I ask Alex to swap my envelope for the bigger one on the shelf over there as if I leave this spot, the queue of people waiting for my bench will take my place. So he goes to the shelf and pulls down not one, but a PILE of envelopes. Grrrrrr............and they're the wrong ones and Maddy is laughing at him and he's cracking at her because she's laughing and I'm just about DONE! So I ask him to come back and stand with my purse and I'm feeling like my blood pressure is about to explode and I head over, pick up the fallen envelopes and get the right ones. I say thankyou to Alex for helping me and go back to writing my addresses. When I over hear a conversation going on behind me with a younger couple.

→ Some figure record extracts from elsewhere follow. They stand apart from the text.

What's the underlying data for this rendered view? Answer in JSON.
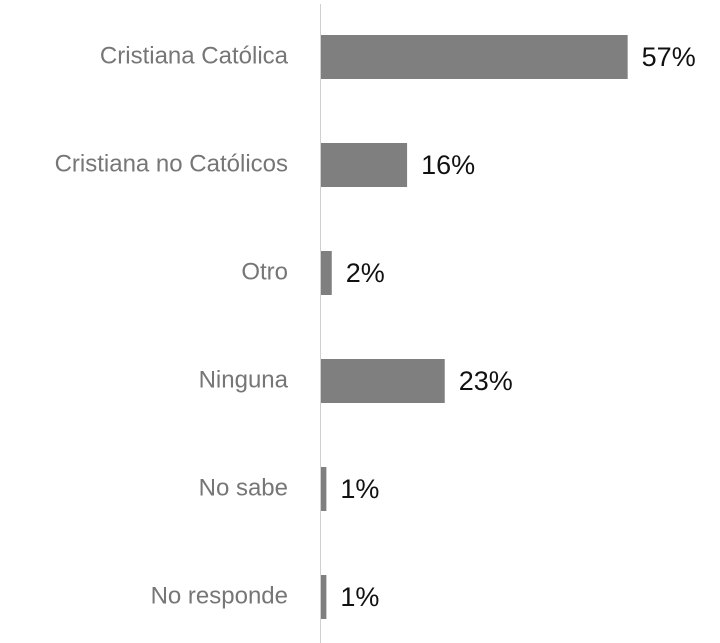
{
  "chart_data": {
    "type": "bar",
    "orientation": "horizontal",
    "categories": [
      "Cristiana Católica",
      "Cristiana no Católicos",
      "Otro",
      "Ninguna",
      "No sabe",
      "No responde"
    ],
    "values": [
      57,
      16,
      2,
      23,
      1,
      1
    ],
    "value_labels": [
      "57%",
      "16%",
      "2%",
      "23%",
      "1%",
      "1%"
    ],
    "color": "#7f7f7f"
  }
}
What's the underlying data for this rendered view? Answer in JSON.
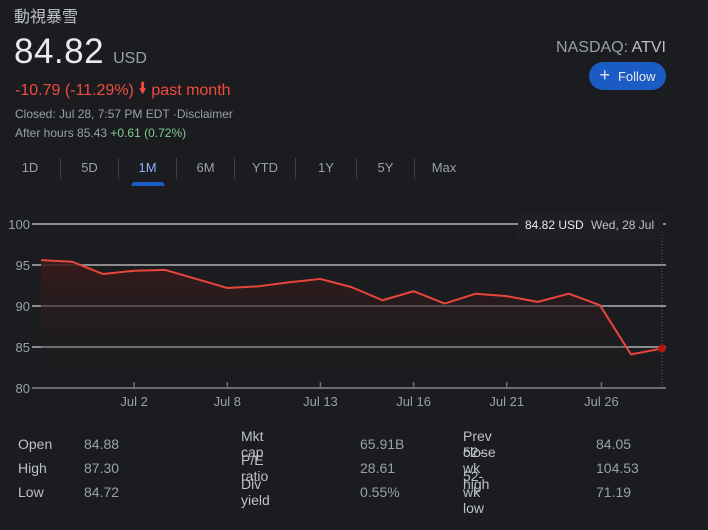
{
  "header": {
    "company_name": "動視暴雪",
    "price": "84.82",
    "currency": "USD",
    "change": "-10.79 (-11.29%)",
    "change_direction_icon": "arrow-down-icon",
    "change_period": "past month",
    "closed_text": "Closed: Jul 28, 7:57 PM EDT",
    "disclaimer": "·Disclaimer",
    "after_hours_label": "After hours 85.43",
    "after_hours_change": "+0.61 (0.72%)",
    "exchange": "NASDAQ:",
    "ticker": "ATVI",
    "follow_label": "Follow",
    "follow_icon": "plus-icon"
  },
  "colors": {
    "negative": "#f04b3f",
    "positive": "#81c995",
    "accent": "#1a5bc4",
    "active_tab": "#8ab4f8",
    "line": "#e8453c",
    "marker": "#b3170f"
  },
  "tabs": [
    {
      "label": "1D",
      "active": false
    },
    {
      "label": "5D",
      "active": false
    },
    {
      "label": "1M",
      "active": true
    },
    {
      "label": "6M",
      "active": false
    },
    {
      "label": "YTD",
      "active": false
    },
    {
      "label": "1Y",
      "active": false
    },
    {
      "label": "5Y",
      "active": false
    },
    {
      "label": "Max",
      "active": false
    }
  ],
  "chart_data": {
    "type": "area",
    "title": "",
    "xlabel": "",
    "ylabel": "",
    "ylim": [
      80,
      100
    ],
    "yticks": [
      100,
      95,
      90,
      85,
      80
    ],
    "xtick_labels": [
      {
        "label": "Jul 2",
        "index": 3
      },
      {
        "label": "Jul 8",
        "index": 6
      },
      {
        "label": "Jul 13",
        "index": 9
      },
      {
        "label": "Jul 16",
        "index": 12
      },
      {
        "label": "Jul 21",
        "index": 15
      },
      {
        "label": "Jul 26",
        "index": 18.05
      }
    ],
    "grid": true,
    "series": [
      {
        "name": "ATVI",
        "values": [
          95.6,
          95.4,
          93.9,
          94.3,
          94.4,
          93.3,
          92.2,
          92.4,
          92.9,
          93.3,
          92.3,
          90.7,
          91.8,
          90.3,
          91.5,
          91.2,
          90.5,
          91.5,
          90.1,
          84.1,
          84.82
        ]
      }
    ],
    "tooltip": {
      "value": "84.82 USD",
      "date": "Wed, 28 Jul"
    }
  },
  "stats": [
    [
      {
        "label": "Open",
        "value": "84.88"
      },
      {
        "label": "Mkt cap",
        "value": "65.91B"
      },
      {
        "label": "Prev close",
        "value": "84.05"
      }
    ],
    [
      {
        "label": "High",
        "value": "87.30"
      },
      {
        "label": "P/E ratio",
        "value": "28.61"
      },
      {
        "label": "52-wk high",
        "value": "104.53"
      }
    ],
    [
      {
        "label": "Low",
        "value": "84.72"
      },
      {
        "label": "Div yield",
        "value": "0.55%"
      },
      {
        "label": "52-wk low",
        "value": "71.19"
      }
    ]
  ]
}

"God you wouldn't want to smile would you?", followed by some comments about sour mothers etc. That was the woman and the man patronisingly replies with some wankish comment about how she should be kind as not everyone has so much to smile about and she replies with some comment like, "Yeah but still..." and then I realise they are talking about ME! WHAT!!!!!! The more I eavesdrop, they are talking about the incident with the envelopes and how grumpy I am.

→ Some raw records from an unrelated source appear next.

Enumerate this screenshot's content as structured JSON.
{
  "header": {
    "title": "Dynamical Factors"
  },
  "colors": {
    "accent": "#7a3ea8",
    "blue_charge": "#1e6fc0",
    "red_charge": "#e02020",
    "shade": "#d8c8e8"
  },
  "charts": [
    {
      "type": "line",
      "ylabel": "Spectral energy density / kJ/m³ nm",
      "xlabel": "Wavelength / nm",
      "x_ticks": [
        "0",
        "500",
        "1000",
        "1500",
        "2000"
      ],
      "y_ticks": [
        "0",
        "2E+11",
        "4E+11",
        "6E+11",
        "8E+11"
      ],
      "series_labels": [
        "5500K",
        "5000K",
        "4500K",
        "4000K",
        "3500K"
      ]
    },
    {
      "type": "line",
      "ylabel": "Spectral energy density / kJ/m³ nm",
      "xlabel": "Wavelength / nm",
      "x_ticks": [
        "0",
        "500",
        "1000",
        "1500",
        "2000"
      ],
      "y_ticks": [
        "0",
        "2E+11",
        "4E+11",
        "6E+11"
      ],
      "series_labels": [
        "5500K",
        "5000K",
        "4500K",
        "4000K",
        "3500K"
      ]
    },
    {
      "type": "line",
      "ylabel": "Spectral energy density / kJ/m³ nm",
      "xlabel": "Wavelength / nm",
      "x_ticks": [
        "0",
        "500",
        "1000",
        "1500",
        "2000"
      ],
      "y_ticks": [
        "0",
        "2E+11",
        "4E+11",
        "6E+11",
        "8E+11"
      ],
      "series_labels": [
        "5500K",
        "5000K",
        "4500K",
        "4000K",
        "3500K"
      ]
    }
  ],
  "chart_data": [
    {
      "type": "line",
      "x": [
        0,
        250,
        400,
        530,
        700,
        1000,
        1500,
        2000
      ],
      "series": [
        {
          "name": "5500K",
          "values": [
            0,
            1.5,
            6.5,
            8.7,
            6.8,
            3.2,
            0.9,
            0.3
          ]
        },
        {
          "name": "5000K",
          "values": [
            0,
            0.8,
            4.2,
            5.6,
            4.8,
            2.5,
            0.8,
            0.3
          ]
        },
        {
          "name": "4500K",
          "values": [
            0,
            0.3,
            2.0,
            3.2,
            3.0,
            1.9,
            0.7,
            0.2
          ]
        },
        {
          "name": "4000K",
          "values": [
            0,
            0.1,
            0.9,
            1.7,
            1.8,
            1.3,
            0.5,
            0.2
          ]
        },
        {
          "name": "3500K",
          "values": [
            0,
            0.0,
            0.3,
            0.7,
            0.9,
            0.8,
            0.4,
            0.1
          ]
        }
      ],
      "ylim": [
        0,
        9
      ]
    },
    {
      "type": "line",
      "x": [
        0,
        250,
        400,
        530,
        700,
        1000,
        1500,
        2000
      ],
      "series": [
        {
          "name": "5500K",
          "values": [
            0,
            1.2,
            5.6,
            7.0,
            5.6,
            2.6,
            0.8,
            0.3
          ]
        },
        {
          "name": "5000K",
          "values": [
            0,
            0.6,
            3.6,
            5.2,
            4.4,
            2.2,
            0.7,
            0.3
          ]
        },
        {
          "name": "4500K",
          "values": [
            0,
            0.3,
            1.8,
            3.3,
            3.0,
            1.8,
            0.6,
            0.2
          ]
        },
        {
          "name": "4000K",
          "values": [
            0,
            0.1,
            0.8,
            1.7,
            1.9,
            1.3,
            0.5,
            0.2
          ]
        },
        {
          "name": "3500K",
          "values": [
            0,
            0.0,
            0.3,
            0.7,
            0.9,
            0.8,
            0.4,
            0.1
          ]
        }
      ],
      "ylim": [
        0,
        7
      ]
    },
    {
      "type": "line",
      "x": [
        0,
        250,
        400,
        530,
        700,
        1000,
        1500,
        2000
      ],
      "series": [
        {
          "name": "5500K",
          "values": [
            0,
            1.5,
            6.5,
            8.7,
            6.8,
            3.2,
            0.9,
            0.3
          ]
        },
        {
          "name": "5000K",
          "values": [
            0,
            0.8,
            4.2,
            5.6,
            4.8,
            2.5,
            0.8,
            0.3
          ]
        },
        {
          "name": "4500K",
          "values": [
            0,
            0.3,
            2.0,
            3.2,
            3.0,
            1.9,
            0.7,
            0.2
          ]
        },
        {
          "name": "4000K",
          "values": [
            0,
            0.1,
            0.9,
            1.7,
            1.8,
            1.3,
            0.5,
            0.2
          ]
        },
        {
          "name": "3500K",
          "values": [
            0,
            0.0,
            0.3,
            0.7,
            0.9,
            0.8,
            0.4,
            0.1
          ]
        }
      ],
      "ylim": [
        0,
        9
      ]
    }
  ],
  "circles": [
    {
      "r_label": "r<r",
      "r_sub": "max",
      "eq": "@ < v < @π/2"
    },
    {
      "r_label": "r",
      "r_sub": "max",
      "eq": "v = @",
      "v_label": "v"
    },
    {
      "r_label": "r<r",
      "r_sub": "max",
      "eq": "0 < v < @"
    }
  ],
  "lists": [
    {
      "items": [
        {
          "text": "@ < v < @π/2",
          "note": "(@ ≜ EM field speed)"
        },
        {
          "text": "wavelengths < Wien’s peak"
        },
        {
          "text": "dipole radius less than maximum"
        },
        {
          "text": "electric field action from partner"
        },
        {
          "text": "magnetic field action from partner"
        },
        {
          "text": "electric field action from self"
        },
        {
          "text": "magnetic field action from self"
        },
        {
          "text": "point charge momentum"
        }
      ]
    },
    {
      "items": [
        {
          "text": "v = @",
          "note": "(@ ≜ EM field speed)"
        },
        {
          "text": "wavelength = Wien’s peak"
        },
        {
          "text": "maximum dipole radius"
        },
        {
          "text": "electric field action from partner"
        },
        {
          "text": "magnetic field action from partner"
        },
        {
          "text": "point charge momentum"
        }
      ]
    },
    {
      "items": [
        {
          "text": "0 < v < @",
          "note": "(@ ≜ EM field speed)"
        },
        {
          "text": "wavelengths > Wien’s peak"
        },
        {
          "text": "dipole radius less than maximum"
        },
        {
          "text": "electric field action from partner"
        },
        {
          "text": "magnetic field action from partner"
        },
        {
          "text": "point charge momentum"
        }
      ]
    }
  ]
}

I was so embarrassed initially. I wanted to hide but now in hindsight I want to throw a Lynette Scarvo "ARE YOU JUDGING ME?" right at them.
Excuse me? Screw YOU..I am sick, I am tired and I have spent all morning being bombarded with the endless bickering of brother and sister and constant drivel about ponies and Star Wars. I haven't had a decent sleep in weeks thanks to my snoring husband, I didn't know if there was enough money in my account to post the work off that I was posting and I've just driven the block 27 freaking times using probably $45 worth of fuel just to get a #$%^&*( car park and YOU are judging ME!!!!

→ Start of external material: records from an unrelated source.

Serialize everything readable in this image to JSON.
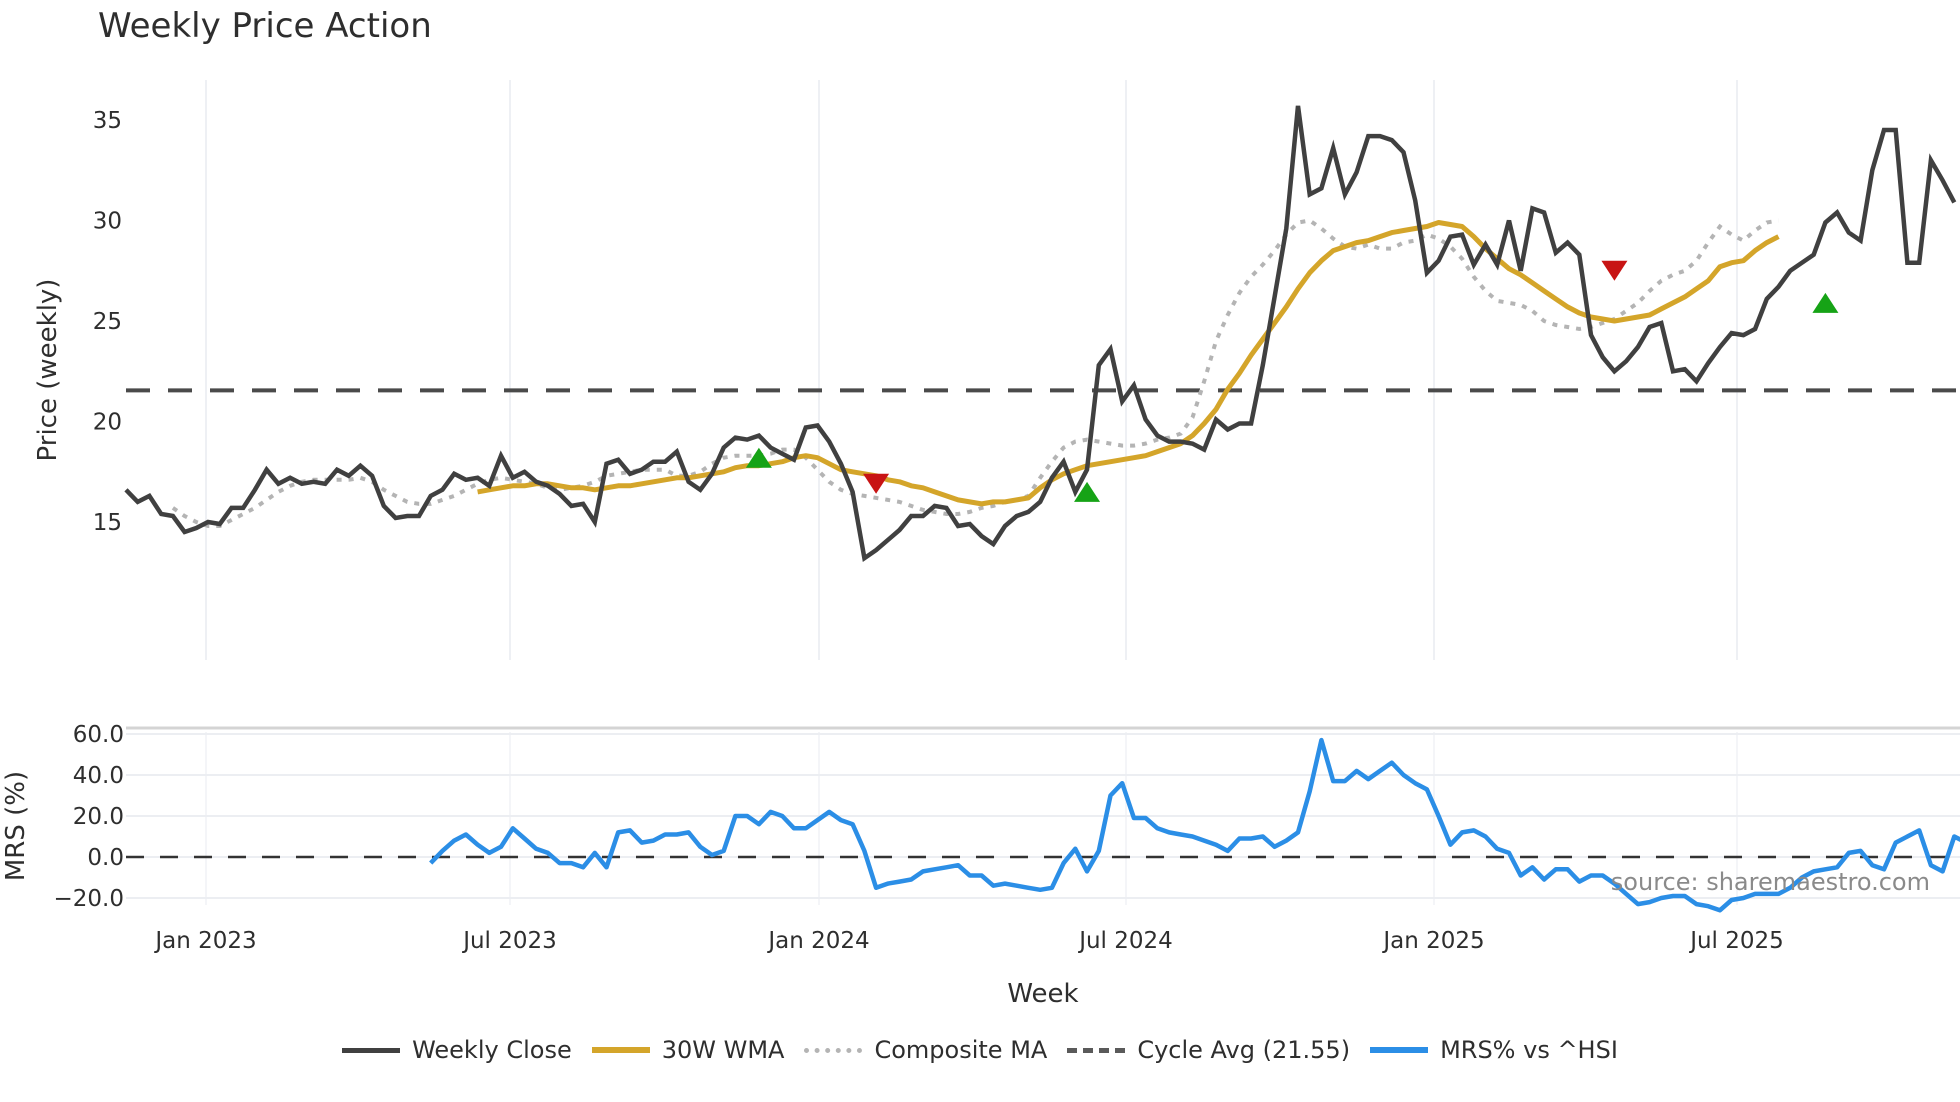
{
  "title": "Weekly Price Action",
  "colors": {
    "weekly_close": "#404040",
    "wma": "#d4a52a",
    "composite": "#b4b4b4",
    "cycle_avg": "#4a4a4a",
    "mrs": "#2b8ee6",
    "buy_marker": "#16a316",
    "sell_marker": "#c81414",
    "grid": "#eef0f4"
  },
  "legend": [
    {
      "key": "weekly_close",
      "label": "Weekly Close",
      "style": "solid"
    },
    {
      "key": "wma",
      "label": "30W WMA",
      "style": "solid"
    },
    {
      "key": "composite",
      "label": "Composite MA",
      "style": "dotted"
    },
    {
      "key": "cycle_avg",
      "label": "Cycle Avg (21.55)",
      "style": "dashed"
    },
    {
      "key": "mrs",
      "label": "MRS% vs ^HSI",
      "style": "solid"
    }
  ],
  "source_note": "source: sharemaestro.com",
  "chart_data": [
    {
      "type": "line",
      "title": "Weekly Price Action",
      "xlabel": "Week",
      "ylabel": "Price (weekly)",
      "ylim": [
        12.2,
        37
      ],
      "yticks": [
        15,
        20,
        25,
        30,
        35
      ],
      "xticks": [
        "Jan 2023",
        "Jul 2023",
        "Jan 2024",
        "Jul 2024",
        "Jan 2025",
        "Jul 2025"
      ],
      "x_start": "2022-11-18",
      "x_step": "1 week",
      "grid": "vertical",
      "legend_position": "bottom",
      "series": [
        {
          "name": "Weekly Close",
          "values": [
            16.6,
            16.0,
            16.3,
            15.4,
            15.3,
            14.5,
            14.7,
            15.0,
            14.9,
            15.7,
            15.7,
            16.6,
            17.6,
            16.9,
            17.2,
            16.9,
            17.0,
            16.9,
            17.6,
            17.3,
            17.8,
            17.3,
            15.8,
            15.2,
            15.3,
            15.3,
            16.3,
            16.6,
            17.4,
            17.1,
            17.2,
            16.8,
            18.3,
            17.2,
            17.5,
            17.0,
            16.8,
            16.4,
            15.8,
            15.9,
            15.0,
            17.9,
            18.1,
            17.4,
            17.6,
            18.0,
            18.0,
            18.5,
            17.0,
            16.6,
            17.4,
            18.7,
            19.2,
            19.1,
            19.3,
            18.7,
            18.4,
            18.1,
            19.7,
            19.8,
            19.0,
            17.9,
            16.5,
            13.2,
            13.6,
            14.1,
            14.6,
            15.3,
            15.3,
            15.8,
            15.7,
            14.8,
            14.9,
            14.3,
            13.9,
            14.8,
            15.3,
            15.5,
            16.0,
            17.2,
            18.0,
            16.5,
            17.6,
            22.8,
            23.6,
            21.0,
            21.8,
            20.1,
            19.3,
            19.0,
            19.0,
            18.9,
            18.6,
            20.1,
            19.6,
            19.9,
            19.9,
            22.8,
            26.2,
            29.6,
            35.7,
            31.3,
            31.6,
            33.6,
            31.3,
            32.4,
            34.2,
            34.2,
            34.0,
            33.4,
            31.0,
            27.4,
            28.0,
            29.2,
            29.3,
            27.8,
            28.8,
            27.8,
            30.0,
            27.5,
            30.6,
            30.4,
            28.4,
            28.9,
            28.3,
            24.3,
            23.2,
            22.5,
            23.0,
            23.7,
            24.7,
            24.9,
            22.5,
            22.6,
            22.0,
            22.9,
            23.7,
            24.4,
            24.3,
            24.6,
            26.1,
            26.7,
            27.5,
            27.9,
            28.3,
            29.9,
            30.4,
            29.4,
            29.0,
            32.5,
            34.5,
            34.5,
            27.9,
            27.9,
            33.0,
            32.0,
            30.9
          ]
        },
        {
          "name": "30W WMA",
          "start_index": 30,
          "values": [
            16.5,
            16.6,
            16.7,
            16.8,
            16.8,
            16.9,
            16.9,
            16.8,
            16.7,
            16.7,
            16.6,
            16.7,
            16.8,
            16.8,
            16.9,
            17.0,
            17.1,
            17.2,
            17.2,
            17.3,
            17.4,
            17.5,
            17.7,
            17.8,
            17.8,
            17.9,
            18.0,
            18.2,
            18.3,
            18.2,
            17.9,
            17.6,
            17.5,
            17.4,
            17.3,
            17.1,
            17.0,
            16.8,
            16.7,
            16.5,
            16.3,
            16.1,
            16.0,
            15.9,
            16.0,
            16.0,
            16.1,
            16.2,
            16.7,
            17.1,
            17.4,
            17.6,
            17.8,
            17.9,
            18.0,
            18.1,
            18.2,
            18.3,
            18.5,
            18.7,
            18.9,
            19.3,
            19.9,
            20.6,
            21.6,
            22.4,
            23.3,
            24.1,
            24.9,
            25.7,
            26.6,
            27.4,
            28.0,
            28.5,
            28.7,
            28.9,
            29.0,
            29.2,
            29.4,
            29.5,
            29.6,
            29.7,
            29.9,
            29.8,
            29.7,
            29.2,
            28.6,
            28.1,
            27.6,
            27.3,
            26.9,
            26.5,
            26.1,
            25.7,
            25.4,
            25.2,
            25.1,
            25.0,
            25.1,
            25.2,
            25.3,
            25.6,
            25.9,
            26.2,
            26.6,
            27.0,
            27.7,
            27.9,
            28.0,
            28.5,
            28.9,
            29.2
          ]
        },
        {
          "name": "Composite MA",
          "start_index": 4,
          "values": [
            15.7,
            15.3,
            15.0,
            14.8,
            14.8,
            15.1,
            15.4,
            15.7,
            16.1,
            16.5,
            16.8,
            17.0,
            17.1,
            17.1,
            17.1,
            17.1,
            17.2,
            17.0,
            16.6,
            16.3,
            16.0,
            15.9,
            15.9,
            16.1,
            16.3,
            16.6,
            16.9,
            17.1,
            17.2,
            17.1,
            17.0,
            16.9,
            16.7,
            16.6,
            16.7,
            16.8,
            17.0,
            17.3,
            17.4,
            17.5,
            17.6,
            17.6,
            17.6,
            17.3,
            17.3,
            17.5,
            17.9,
            18.2,
            18.3,
            18.3,
            18.3,
            18.4,
            18.6,
            18.6,
            18.2,
            17.6,
            17.0,
            16.6,
            16.4,
            16.3,
            16.2,
            16.1,
            16.0,
            15.8,
            15.6,
            15.5,
            15.4,
            15.4,
            15.5,
            15.7,
            15.8,
            16.0,
            16.1,
            16.3,
            17.2,
            18.0,
            18.7,
            19.0,
            19.1,
            19.0,
            18.9,
            18.8,
            18.8,
            18.9,
            19.1,
            19.2,
            19.4,
            20.2,
            22.0,
            24.0,
            25.3,
            26.4,
            27.2,
            27.8,
            28.5,
            29.3,
            29.9,
            30.0,
            29.6,
            29.1,
            28.7,
            28.6,
            28.8,
            28.6,
            28.6,
            28.9,
            29.0,
            29.3,
            29.1,
            28.7,
            28.1,
            27.2,
            26.5,
            26.0,
            25.9,
            25.8,
            25.5,
            25.0,
            24.8,
            24.7,
            24.6,
            24.7,
            24.9,
            25.1,
            25.5,
            25.9,
            26.5,
            27.0,
            27.3,
            27.5,
            28.0,
            28.9,
            29.7,
            29.3,
            29.0,
            29.5,
            29.9,
            30.0
          ]
        },
        {
          "name": "Cycle Avg (21.55)",
          "constant": 21.55
        }
      ],
      "markers": [
        {
          "type": "buy",
          "index": 54,
          "value": 18.1
        },
        {
          "type": "sell",
          "index": 64,
          "value": 16.9
        },
        {
          "type": "buy",
          "index": 82,
          "value": 16.4
        },
        {
          "type": "sell",
          "index": 127,
          "value": 27.5
        },
        {
          "type": "buy",
          "index": 145,
          "value": 25.8
        }
      ]
    },
    {
      "type": "line",
      "ylabel": "MRS (%)",
      "ylim": [
        -24,
        62
      ],
      "yticks": [
        -20.0,
        0.0,
        20.0,
        40.0,
        60.0
      ],
      "reference_line": 0,
      "series": [
        {
          "name": "MRS% vs ^HSI",
          "start_index": 26,
          "values": [
            -3,
            3,
            8,
            11,
            6,
            2,
            5,
            14,
            9,
            4,
            2,
            -3,
            -3,
            -5,
            2,
            -5,
            12,
            13,
            7,
            8,
            11,
            11,
            12,
            5,
            1,
            3,
            20,
            20,
            16,
            22,
            20,
            14,
            14,
            18,
            22,
            18,
            16,
            3,
            -15,
            -13,
            -12,
            -11,
            -7,
            -6,
            -5,
            -4,
            -9,
            -9,
            -14,
            -13,
            -14,
            -15,
            -16,
            -15,
            -3,
            4,
            -7,
            3,
            30,
            36,
            19,
            19,
            14,
            12,
            11,
            10,
            8,
            6,
            3,
            9,
            9,
            10,
            5,
            8,
            12,
            32,
            57,
            37,
            37,
            42,
            38,
            42,
            46,
            40,
            36,
            33,
            20,
            6,
            12,
            13,
            10,
            4,
            2,
            -9,
            -5,
            -11,
            -6,
            -6,
            -12,
            -9,
            -9,
            -13,
            -18,
            -23,
            -22,
            -20,
            -19,
            -19,
            -23,
            -24,
            -26,
            -21,
            -20,
            -18,
            -18,
            -18,
            -15,
            -10,
            -7,
            -6,
            -5,
            2,
            3,
            -4,
            -6,
            7,
            10,
            13,
            -4,
            -7,
            10,
            7,
            0
          ]
        }
      ]
    }
  ]
}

Just like every other average mother in Australia I get up every morning wondering if I'll make ends meet, pick up a constant stream of dirty dishes and clothing, odd socks and pieces of rubbish. I'll be demanded on and whined at by every child I've given birth to and let's not forget by my significant other. I'll somehow manage to piss someone off inadvertently either from my immediate family, extended family, girlfriend network, workplace or total stranger. I can do that on a daily basis with little effort yet good intention.
I'll manage to feel guilty about something somewhere that isn't my fault and I'll be told by at least one family member that they don't want that for dinner. I'll forget at least one item at the supermarket and I'll be mad at myself for eating something that I shouldn't or that I didn't exercise today. I will say yes to at least one thing I mean NO to and I'll put off that something I've wanted to do for myself AGAIN! I'll forget not only something from the supermarket, but I'll also forget I was meant to be somewhere, I had to do something today or I was meant to ferry someone somewhere today. And I'll feel bad about it!
Grr......again I repeat if you are reading this Post Office rude woman - SCREW YOU! I'm doing the best I can. May you have children who leave you stretchmarked and saggy and may they be blessed with verbal diarrhea and peck you every day until your ears bleed. And my you never have a restful sleep and may other women JUDGE and berate you while you're in public. You know, in case you don't feel shitty enough about the job you're doing - BLAH!!!!! May you never think a full sentence again and may you feel like that almost equally arrogant man of yours is just like having another child.